Will Ghana’s New Education Curriculum Yield the Desired Results?   

Minister of Education, Ghana, Dr Matthew Opoku-Prempeh

Accra, Ghana, May 26, 2019//-The earliest history of formal, western-style education in Ghana is directly associated with the history of European activities on the Gold Coast.

The Portuguese were the first Europeans to arrive at the Guinea coast in 1471.

Their intention to establish schools was expressed in imperial instructions that, in 1529, encouraged the Governor of the Portuguese Castle at Elmina to teach reading, writing, and the Catholic religion to the people

Over the centuries education has had different goals, from spreading the Gospel to creating an elite group to run the colony. After Ghana gained its independence in 1957 the education system, then modeled on the British system, has undergone a series of reforms.

Unmistakably linked to the implementation of formal education in Ghana were the Christian Missionaries, who realised that in order to spread the word of God they needed well-educated local assistants.

The missionaries played an important role in establishing an education network in Ghana. For instance, representatives of the Basel Mission Society of Switzerland were able to convince the Chiefs of Ghana in 1832 to send their children to the Government School at Osu.

Besides reading, writing and arithmetic, workshops were organised for students to acquire practical skills. Carpentry, masonry, blacksmithing, shoemaking and sewing for girls were taught, as well as practical agriculture and medical and health education.

One of the greatest achievements of the Basel Mission Society was the transcription of local languages (Twi, Ewe and Ga languages) to facilitate education and the spreading of the Gospel.

By 1894, 62 years after their arrival in Ghana, they had established a Training College, 3 grammar schools, seven boarding schools for boys and girls and 98-day schools.

By 1874 when the British Government assumed colonial authority of the Gold Coast colony, significant progress had been made in the educational sector and it was still expanding with the majority of the Basel and Wesleyan Mission schools scattered widely over the interior. Most of the teaching was done in the vernacular languages.

By 1881 there were 139 schools. Of these, one in Cape Coast and two in Accra were under direct government management. The Basel Mission had 47 schools, the Wesleyans 84, the Bremen Mission 4 and the Roman Catholic Church, one.

However, it was observed that the system of education adopted by the various missions differed widely, and so in 1882, the Government drew the first plans to guide the development of education.

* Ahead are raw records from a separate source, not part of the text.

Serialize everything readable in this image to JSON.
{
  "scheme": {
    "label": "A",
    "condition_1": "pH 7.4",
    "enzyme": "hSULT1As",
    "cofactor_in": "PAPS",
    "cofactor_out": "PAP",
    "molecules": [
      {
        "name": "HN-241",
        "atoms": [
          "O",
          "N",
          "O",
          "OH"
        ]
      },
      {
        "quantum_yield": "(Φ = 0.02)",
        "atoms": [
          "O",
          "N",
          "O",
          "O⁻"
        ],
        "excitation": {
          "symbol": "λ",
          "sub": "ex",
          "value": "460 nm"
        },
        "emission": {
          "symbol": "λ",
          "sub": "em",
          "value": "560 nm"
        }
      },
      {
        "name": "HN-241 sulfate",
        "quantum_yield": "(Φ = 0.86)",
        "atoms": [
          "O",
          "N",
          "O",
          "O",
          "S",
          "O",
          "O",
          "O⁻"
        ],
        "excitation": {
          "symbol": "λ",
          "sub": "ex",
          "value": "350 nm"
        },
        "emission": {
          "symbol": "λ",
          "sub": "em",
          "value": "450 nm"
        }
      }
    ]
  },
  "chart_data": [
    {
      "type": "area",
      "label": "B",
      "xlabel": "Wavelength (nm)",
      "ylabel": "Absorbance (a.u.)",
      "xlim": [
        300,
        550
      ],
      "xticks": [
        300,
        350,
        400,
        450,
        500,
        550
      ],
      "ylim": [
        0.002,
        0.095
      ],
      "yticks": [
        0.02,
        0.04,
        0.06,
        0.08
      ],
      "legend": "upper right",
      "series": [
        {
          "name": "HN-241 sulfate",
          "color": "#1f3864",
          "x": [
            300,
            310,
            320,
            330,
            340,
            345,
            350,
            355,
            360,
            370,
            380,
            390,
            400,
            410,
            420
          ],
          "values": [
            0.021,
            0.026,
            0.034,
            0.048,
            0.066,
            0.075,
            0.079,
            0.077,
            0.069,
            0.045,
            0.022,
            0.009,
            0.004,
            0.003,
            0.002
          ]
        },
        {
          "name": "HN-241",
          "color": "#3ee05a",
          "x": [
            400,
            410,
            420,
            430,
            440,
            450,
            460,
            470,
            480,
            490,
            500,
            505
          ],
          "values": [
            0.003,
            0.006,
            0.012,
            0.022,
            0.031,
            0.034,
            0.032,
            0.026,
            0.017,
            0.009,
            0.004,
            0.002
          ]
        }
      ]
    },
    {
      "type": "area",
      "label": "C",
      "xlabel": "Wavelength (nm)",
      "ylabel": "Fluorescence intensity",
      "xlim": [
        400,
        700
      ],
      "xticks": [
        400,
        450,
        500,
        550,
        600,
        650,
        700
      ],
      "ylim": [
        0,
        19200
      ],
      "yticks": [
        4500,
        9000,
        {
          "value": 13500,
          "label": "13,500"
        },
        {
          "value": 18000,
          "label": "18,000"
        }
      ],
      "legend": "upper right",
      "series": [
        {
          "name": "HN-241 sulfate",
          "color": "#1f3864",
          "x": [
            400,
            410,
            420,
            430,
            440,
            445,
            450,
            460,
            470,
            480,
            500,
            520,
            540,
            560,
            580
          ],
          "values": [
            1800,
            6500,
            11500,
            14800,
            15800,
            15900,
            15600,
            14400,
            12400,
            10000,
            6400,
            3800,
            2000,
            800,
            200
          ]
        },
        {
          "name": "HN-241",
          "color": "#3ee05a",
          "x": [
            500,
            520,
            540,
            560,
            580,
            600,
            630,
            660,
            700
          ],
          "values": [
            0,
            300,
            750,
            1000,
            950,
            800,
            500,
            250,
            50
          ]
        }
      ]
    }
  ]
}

For education to be relevant there is the need for proper curriculum. A curriculum according to educationists is an important factor in an educational system since It helps in planning the education process or procedure for a given period of time, term, season, lesson and period.

The reforms in the 1980s geared the education system away from purely academic to more in tune with the nations manpower needs.

The present structure of education, which starts at about age of 6 years, consists of 6 years of primary education, 3 years of Junior Secondary School, 3 years of Senior Secondary School and 4 years University or courses at other tertiary institutions

In line with agitations for more reforms on the country’s education system, Professor Kwasi Opoku-Amankwa, Director-General of the Ghana Education Service, launched a New Basic Curriculum as part of ongoing reforms in the sector on April 11, 2019.

His explanation was that the Education Ministry was embarking on the reforms, particularly at the pre-tertiary level, to make education more responsive to the human resource and development needs of the country.

According to Prof Osei Kwarteng, Chairman of the National Council for Curriculum and Assessment (NaCCA), the new changes fall in line with the Africa Union (AU) guidelines for all African countries to include lessons of African history and culture in their syllabus by 2065.
He disclosed that though the United Nations (UN) Sustainable Development Goals (SDGs) call for the renewal of school curricula every 10 years the country has failed to do that in the past decade, hence the new reforms.

Key features of the reforms which take effect at the start of the new academic calendar in September are: at KG, the number of learning areas is to be reduced from seven (7) to four (4) which are integrated into themes.

However, these will be treated with more depth; at Lower and Upper Primary, the number of subjects remains the same. However, there will be fewer concepts and more in-depth treatment of concept in each subject.

Further, there is greater emphasis on literacy and numeracy; introduction of standards-based curriculum. This means that at every stage in school, a student is expected to demonstrate an understanding and mastery of knowledge and skills that they are expected to learn as they progress through their education; while there will be national assessments at P2, P4 and P6 to ensure that children’s performance is being tracked.

Other features are: history of Ghana will be compulsory for each child from P1 to P6; RME will be a standalone subject; PE will be a standalone subject and will be taught practically; and French introduced at Upper Primary

As Ghanaians wait for the beginning of the calendar year in September, 2019, the question people are asking is: “Is the new reforms the end of all the inadequacies in the country’s educational system?”